Diz-se que o Processo Penal está imbuído da descoberta acerca da verdade dos fatos. E, por repousar no óbvio a ideia de esse encontro só se dar mediante a busca de provas que tragam clareza e certeza aos acontecimentos, afirma-se que a busca de provas é o cerne processual penal.

Por outro lado, não é de hoje a preocupação com os elevados índices da criminalidade. É uma onda crescente de violência, um tsunami que açoita uma comunidade a quem foi relegado apenas o direito de clamar por justiça. Instigada pela massificação das notícias, o que a comunidade quer é solução. O que ela quer é culpar e condenar, para depois dormir o sono dos justos.

É nesse sentido que os incautos alardeiam ser o interesse público o verdadeiro norteador da tarefa de buscar provas, só que a qualquer preço, e assim se dorme em paz. Todavia, ainda que genuíno seja o interesse coletivo pela paz social – e não um desatinado mecanismo de alívio imediato – a ele são impostos limites. Ora, quanto maior a “fome de justiça”, exponencialmente majorada por exaustivas coberturas cinematográficas que a convolam em “sede de vingança”, maior é a possibilidade de se aviltarem os direitos fundamentais de toda a sociedade. É autofágico.

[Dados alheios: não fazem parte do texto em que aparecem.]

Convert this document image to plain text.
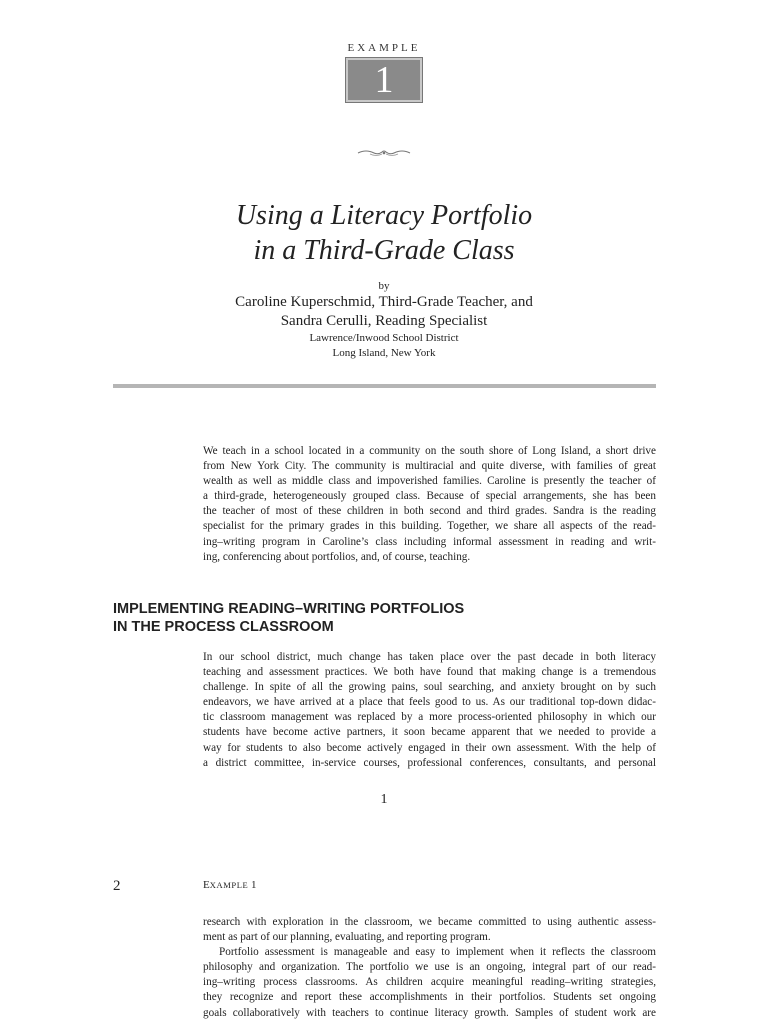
EXAMPLE
1
Using a Literacy Portfolio
in a Third-Grade Class
by
Caroline Kuperschmid, Third-Grade Teacher, and
Sandra Cerulli, Reading Specialist
Lawrence/Inwood School District
Long Island, New York
We teach in a school located in a community on the south shore of Long Island, a short drive
from New York City. The community is multiracial and quite diverse, with families of great
wealth as well as middle class and impoverished families. Caroline is presently the teacher of
a third-grade, heterogeneously grouped class. Because of special arrangements, she has been
the teacher of most of these children in both second and third grades. Sandra is the reading
specialist for the primary grades in this building. Together, we share all aspects of the read-
ing–writing program in Caroline’s class including informal assessment in reading and writ-
ing, conferencing about portfolios, and, of course, teaching.
IMPLEMENTING READING–WRITING PORTFOLIOS
IN THE PROCESS CLASSROOM
In our school district, much change has taken place over the past decade in both literacy
teaching and assessment practices. We both have found that making change is a tremendous
challenge. In spite of all the growing pains, soul searching, and anxiety brought on by such
endeavors, we have arrived at a place that feels good to us. As our traditional top-down didac-
tic classroom management was replaced by a more process-oriented philosophy in which our
students have become active partners, it soon became apparent that we needed to provide a
way for students to also become actively engaged in their own assessment. With the help of
a district committee, in-service courses, professional conferences, consultants, and personal
1
2	EXAMPLE 1
research with exploration in the classroom, we became committed to using authentic assess-
ment as part of our planning, evaluating, and reporting program.
Portfolio assessment is manageable and easy to implement when it reflects the classroom
philosophy and organization. The portfolio we use is an ongoing, integral part of our read-
ing–writing process classrooms. As children acquire meaningful reading–writing strategies,
they recognize and report these accomplishments in their portfolios. Students set ongoing
goals collaboratively with teachers to continue literacy growth. Samples of student work are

Todos nos curvamos diante das mesmas leis, e não é exagero esclarecer que o processo é também o mais puro instrumento de limitação do poder estatal, porquanto detentor único do jus puniendi. A aplicação da pena pressupõe o adequado caminhar do processo penal, e permitir o contrário é conferir azo a decisões judiciais açodadas e descomprometidas com as garantias mínimas de um Estado Democrático de Direito.

Frise-se ainda existir um tempo para tudo. E o tempo do processo jamais acompanhará o tempo da sociedade dos cartões de débito, da virtualidade e da penhora online. Entretanto, a pressão por decisões velozes leva ao ocaso das segregações pela repercussão do fato, pela comoção social e pela ordem pública. O Direito da pressa atropela direitos fundamentais e garantias sob o auspício de se conter a violência urbana. E embora não resolvam a questão de fundo, resta o imaginário social apaziguado e uma mídia mais rentável.

Contrariamente ao que se pensa, a urgência é a antítese das liberdades individuais, porque conduz a sociedade ao direito urgente e à exclusão da sua própria esfera de segurança. E não se fale somente em prisões isentas de requisitos mínimos, mas de atos outros que, da mesma forma, atentam às escâncaras contra seguranças mínimas constitucionais. São as buscas e apreensões, são as decisões cautelares, são as escutas telefônicas sem qualquer respaldo: toda a sorte de medidas que fogem da norma, ultrapassam o círculo de liberdade individual e deixam de legitimar a pena póstuma. Atropelam-se direitos e garantias fundamentais em prol de se tentar demonstrar à sociedade a capacidade de se exterminar a violência e a criminalidade em exemplar espaço de tempo.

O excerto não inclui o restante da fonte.